Santos is a company which has suffered serious write-downs in assets. One part of this is its gamble on the east coast gas export industry, particularly its share of one of the Gladstone Liquefied Natural Gas (LNG) trains. These trains came online just as world gas and oil prices plummeted. There is now a gas glut which could last several years, but Australians are still paying over $10 per gigajoule, whereas the ACCC considers that we should be paying about half that3. The reason for this is because we are shipping most of our gas overseas, especially to Japan, China and Korea. The government’s plan is that we simply produce more gas. That, you would think would drive down prices in Australia. However, the export market is huge and is already locked in through export contracts, and according to an analysis by ANZ, Australia will need to lift its total output by 50% just to meet its expected exports in 20204. In addition to the plummeting prices, some of the coal seam gas fields turned out to be less productive and costlier to operate than was expected. As a consequence, LNG exporters have had to ‘raid’ conventional gas supplies mainly in South Australia and Victoria just to fulfil their export contracts. This is what is putting huge upward pressure on local gas prices. And ironic as it may sound, gas was relatively cheap until the LNG export boom began4.

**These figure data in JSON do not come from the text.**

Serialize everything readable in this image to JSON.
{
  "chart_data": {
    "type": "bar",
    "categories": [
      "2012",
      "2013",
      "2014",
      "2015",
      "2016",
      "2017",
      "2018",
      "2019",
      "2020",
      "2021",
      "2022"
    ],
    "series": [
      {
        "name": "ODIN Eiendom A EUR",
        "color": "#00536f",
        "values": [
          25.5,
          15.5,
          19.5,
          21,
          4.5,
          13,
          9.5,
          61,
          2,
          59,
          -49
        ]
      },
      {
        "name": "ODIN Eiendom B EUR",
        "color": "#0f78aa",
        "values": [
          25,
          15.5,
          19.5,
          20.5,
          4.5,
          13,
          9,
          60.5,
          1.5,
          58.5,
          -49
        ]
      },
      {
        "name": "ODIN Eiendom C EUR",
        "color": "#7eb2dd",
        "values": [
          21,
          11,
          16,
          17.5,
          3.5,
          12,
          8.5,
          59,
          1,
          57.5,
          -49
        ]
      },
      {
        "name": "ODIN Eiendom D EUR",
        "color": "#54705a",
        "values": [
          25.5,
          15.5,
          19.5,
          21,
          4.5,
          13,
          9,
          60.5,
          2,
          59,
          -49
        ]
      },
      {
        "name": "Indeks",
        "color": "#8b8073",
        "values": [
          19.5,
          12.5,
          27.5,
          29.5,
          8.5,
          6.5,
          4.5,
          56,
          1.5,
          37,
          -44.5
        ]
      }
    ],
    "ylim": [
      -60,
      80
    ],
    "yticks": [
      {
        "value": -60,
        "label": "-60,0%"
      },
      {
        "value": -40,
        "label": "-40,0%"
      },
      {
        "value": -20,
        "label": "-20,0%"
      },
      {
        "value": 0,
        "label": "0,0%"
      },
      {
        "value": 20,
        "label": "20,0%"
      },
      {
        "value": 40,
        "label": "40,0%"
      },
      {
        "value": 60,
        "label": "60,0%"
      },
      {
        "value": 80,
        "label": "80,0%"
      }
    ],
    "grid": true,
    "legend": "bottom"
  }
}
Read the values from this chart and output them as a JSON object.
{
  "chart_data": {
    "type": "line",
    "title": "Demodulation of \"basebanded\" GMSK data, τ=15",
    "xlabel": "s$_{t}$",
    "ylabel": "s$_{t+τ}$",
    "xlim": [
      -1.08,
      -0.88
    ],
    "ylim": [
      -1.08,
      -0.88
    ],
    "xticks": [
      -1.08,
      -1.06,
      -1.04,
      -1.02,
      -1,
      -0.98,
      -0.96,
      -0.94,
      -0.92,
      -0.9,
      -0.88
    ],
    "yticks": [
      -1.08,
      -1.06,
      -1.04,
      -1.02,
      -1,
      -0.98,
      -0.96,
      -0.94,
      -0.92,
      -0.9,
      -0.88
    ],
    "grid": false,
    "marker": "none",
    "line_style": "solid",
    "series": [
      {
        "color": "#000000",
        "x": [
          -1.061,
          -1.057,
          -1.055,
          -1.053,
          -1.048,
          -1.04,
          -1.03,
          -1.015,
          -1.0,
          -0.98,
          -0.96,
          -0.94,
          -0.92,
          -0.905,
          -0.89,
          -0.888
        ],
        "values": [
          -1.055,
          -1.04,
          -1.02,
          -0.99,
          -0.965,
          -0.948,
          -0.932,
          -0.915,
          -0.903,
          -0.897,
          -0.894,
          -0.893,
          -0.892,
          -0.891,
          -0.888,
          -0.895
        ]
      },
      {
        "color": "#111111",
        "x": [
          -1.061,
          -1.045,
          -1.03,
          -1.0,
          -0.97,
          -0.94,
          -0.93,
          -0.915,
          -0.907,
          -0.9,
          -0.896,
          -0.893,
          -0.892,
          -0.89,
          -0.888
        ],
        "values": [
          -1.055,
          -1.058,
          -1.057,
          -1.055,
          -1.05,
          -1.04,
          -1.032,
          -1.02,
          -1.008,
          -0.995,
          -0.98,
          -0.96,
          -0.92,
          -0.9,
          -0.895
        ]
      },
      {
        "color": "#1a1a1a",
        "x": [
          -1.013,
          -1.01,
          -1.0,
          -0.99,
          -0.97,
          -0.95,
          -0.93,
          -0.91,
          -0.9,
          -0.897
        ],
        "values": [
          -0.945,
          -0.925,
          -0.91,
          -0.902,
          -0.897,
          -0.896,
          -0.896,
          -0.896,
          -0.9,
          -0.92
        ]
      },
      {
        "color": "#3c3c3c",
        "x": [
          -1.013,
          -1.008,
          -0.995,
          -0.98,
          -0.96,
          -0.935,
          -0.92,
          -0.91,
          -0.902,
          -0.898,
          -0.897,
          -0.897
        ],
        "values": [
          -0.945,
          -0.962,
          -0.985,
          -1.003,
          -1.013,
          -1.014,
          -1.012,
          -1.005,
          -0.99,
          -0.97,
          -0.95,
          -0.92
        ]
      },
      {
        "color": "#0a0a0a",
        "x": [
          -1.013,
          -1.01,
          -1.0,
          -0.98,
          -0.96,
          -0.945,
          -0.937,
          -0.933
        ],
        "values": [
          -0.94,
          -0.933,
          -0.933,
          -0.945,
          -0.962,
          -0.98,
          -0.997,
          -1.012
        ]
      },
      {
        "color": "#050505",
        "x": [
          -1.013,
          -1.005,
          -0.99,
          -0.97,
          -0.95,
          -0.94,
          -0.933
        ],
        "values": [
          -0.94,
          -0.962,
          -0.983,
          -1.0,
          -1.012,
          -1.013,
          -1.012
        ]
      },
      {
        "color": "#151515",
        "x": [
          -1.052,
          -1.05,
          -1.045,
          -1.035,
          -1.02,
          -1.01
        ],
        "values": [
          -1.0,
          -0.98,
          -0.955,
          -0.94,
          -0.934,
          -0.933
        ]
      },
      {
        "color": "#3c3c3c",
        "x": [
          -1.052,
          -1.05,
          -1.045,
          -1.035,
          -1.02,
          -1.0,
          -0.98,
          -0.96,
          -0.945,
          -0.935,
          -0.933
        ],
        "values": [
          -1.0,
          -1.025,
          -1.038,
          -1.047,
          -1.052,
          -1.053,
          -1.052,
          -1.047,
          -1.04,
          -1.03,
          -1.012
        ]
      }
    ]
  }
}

So, Turnbull’s exhortation to approve such projects as Narrabri and to lift the moratoria on LNG exploration and on fracking, would only work if there was an actual market, but what we have is simply a large cartel of six big players (Santos, Exxon, BHP, Origin, Arrow and Shell). That is why conventional gas from the Victorian Bass Strait fields can be piped to Queensland, turned into a liquid, put on a ship, sailed 6,700 km to Japan and sold for less than Victorians themselves pay for it. This is the gas cartel purposely keeping prices high by restricting domestic supply; this despite the current LNG glut and the fact that Asian LNG imports have been falling since 20145.
Australia has more gas than it can poke a stick at, and the LNG exporters have manufactured this crisis5. Turnbull’s implementation of the DGSM6 to ensure there is sufficient natural gas for Australian consumers, will require, if necessary, LNG projects to limit exports or find offsetting sources of new gas6. This latter feature is the reason behind Turnbull’s exhortations to the states to lift their moratoria. After all, one should not affect the profits of one’s donors.
*fracking: an abbreviation of the term ‘hydraulic fracturing’. This is a technique used to increase the rate of oil or gas extraction from a well by high pressure injection of a fluid (usually water but containing sand and guar, ethylene glycol, polyacrylamide, acids, borates and sundry other chemicals). Pumping this at high pressure into a well induces fracturing or propagates pre-existing cracks in the rock, and the sand keeps the fractures open. This effectively increases the surface area through which the gas or oil can be extracted, making the flow faster7.